All in all I want to live up to my potential and stop being a jealous hater slinking back into my shell !! Now I just have to start somewhere and stop being scared about starting.....

10 comments:

Heather said...

I find it refreshing to be able to tell the truth about myself... you go, girl, for doin it too!

Colleen said...

Thanks Heather,You are absolutely right, it is refreshing!! I dont much like being a hater, but I do like that I can be honest especially about who I am.

Anna said...

Colleen, you are insane. How do you come up with all these topics? Does something just pop into your mind and you start writing and here's the end result? Have you EVER considered writing professionally? If not then I think you should seriously consider it, you have been blessed with a great gift. Love Anna

SANTANA said...

YOU MIGHT NOT SEE THIS AS A SURPRISE, BUT A LOT OF THINGS THAT YOU SAID ABOUT YOU - SOUND EXACTLY LIKE ME! WHICH IS PROBABLY WHY WE GET ALONG SO WELL!!! LOVE IT!!! FYI, I'M GOIN WITH YALL TO DISNEYLAND WHEN YOU GO....

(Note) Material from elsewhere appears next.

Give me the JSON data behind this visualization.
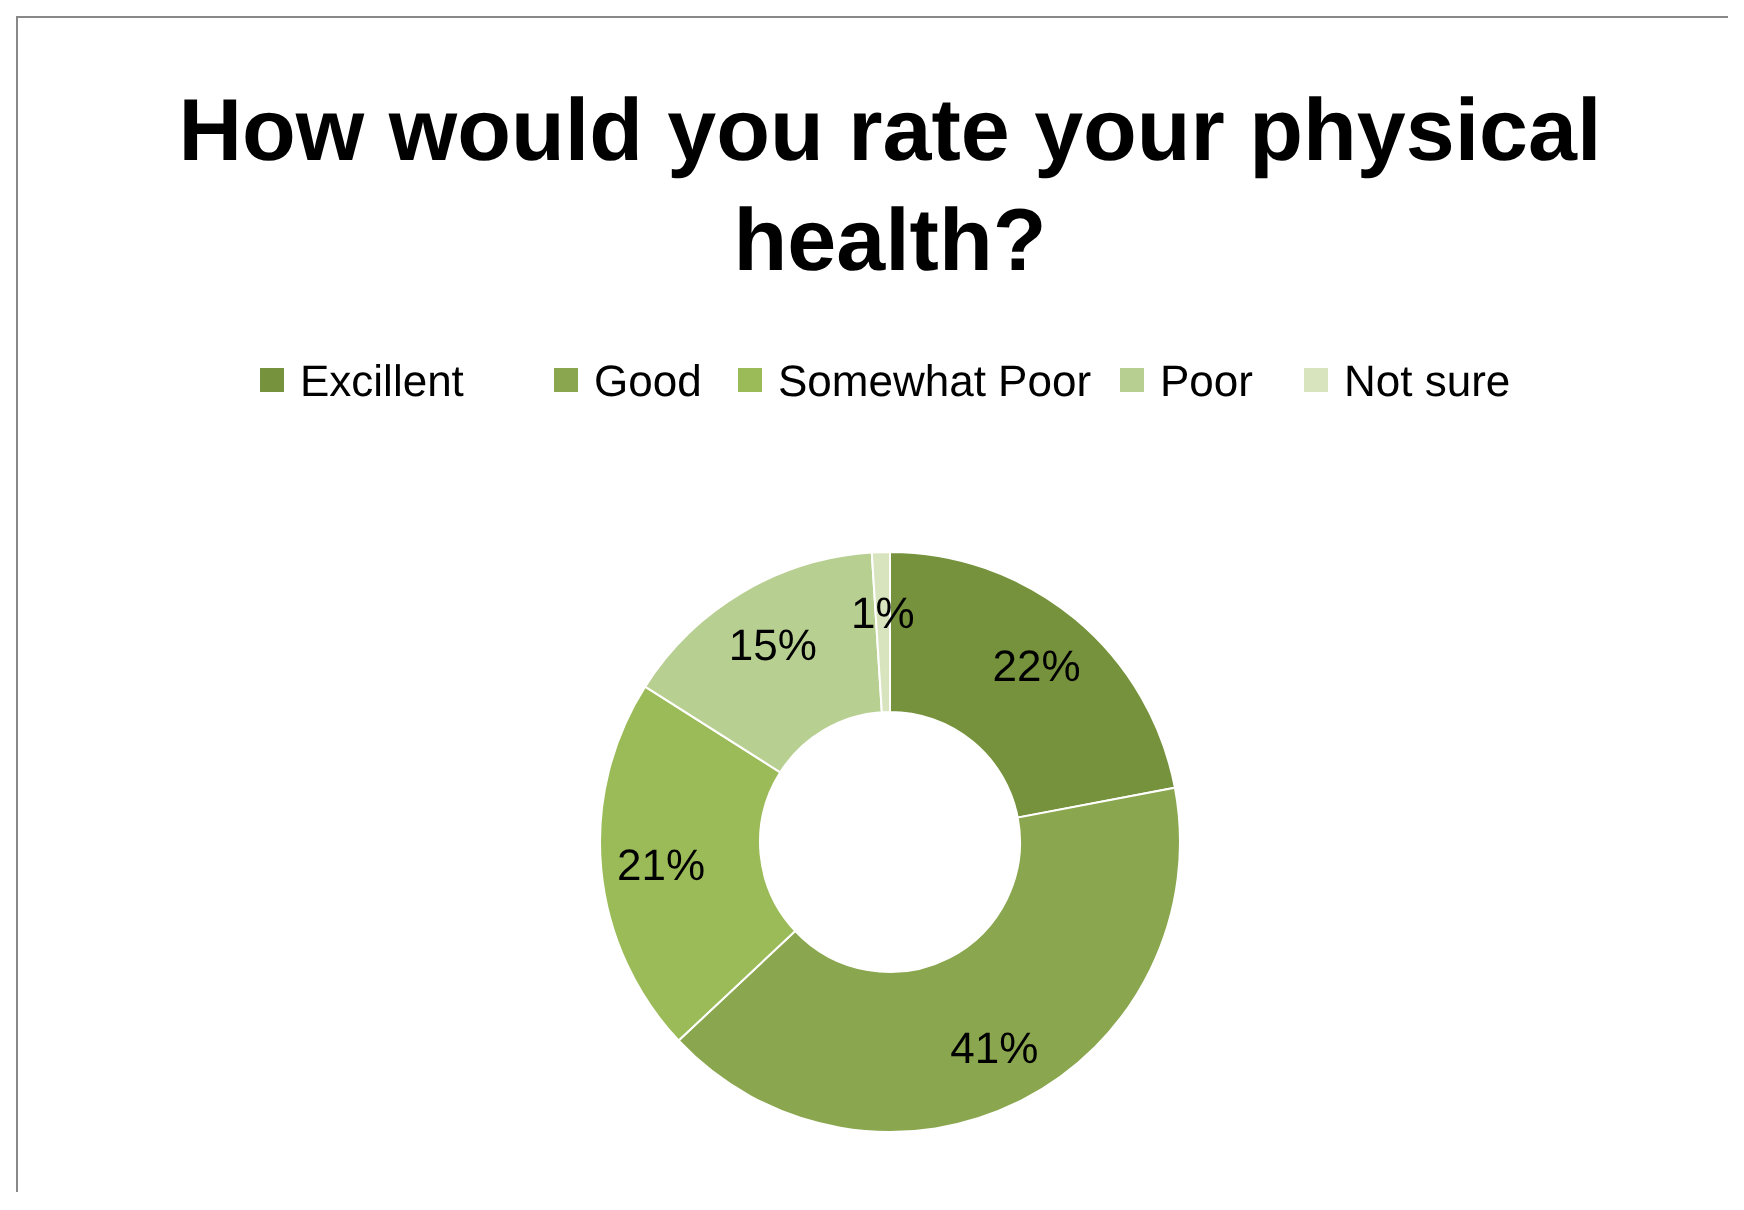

Mark, Shannon,Trey, Boston, & Lola said...

You should totally write a book, a column, or bind your blogs together because you have a way with words!!!!

JIMocracy said...

What the hell is "bunko"? Is that a chick thing or am I just unsophisticated?

Colleen said...

HAHAHA Thanks guys, I wish I could write a book.If I knew a publisher that would take a chance on me I sure would!!! My mind just goes to some crazy places and it sure feels good to let it out :)
Jim, I dont really knwo what Bunko is either. I just know chics get together and play it and have cocktails, snacks, and what not and I just want to be at the party is all!!

SplendidlyImperfect said...

I think it's great you can be honest with yourself because truth be told - I believe that MOST people are haters to some extent, they just don't always admit it. I hear you on the wine thing - I tried to like it but I can't do it. Also, I grew up really poor and anytime I go somewhere nice I get this little fear that someone is going to be like - HEY YOU! YOU ARE OBVIOUSLY GHETTO, YOU NEED TO LEAVE NOW!!! Of course, it's never happened... yet!

I also always wanted to join a Bunco group but apparently you need 12 friends to do it, and I don't have that many who would be into it. BLAH! So it's not just you. :)

Colleen said...

hahaha Miss M. Thanks for the reassurance! I feel the same in a fancy restaurant, like everyone there knows its all a sham,we dont belong,obviously we just got our tax return check :)

Sekumsid said...

Sounds like you're becoming a republican, or at the very least, a libertarian.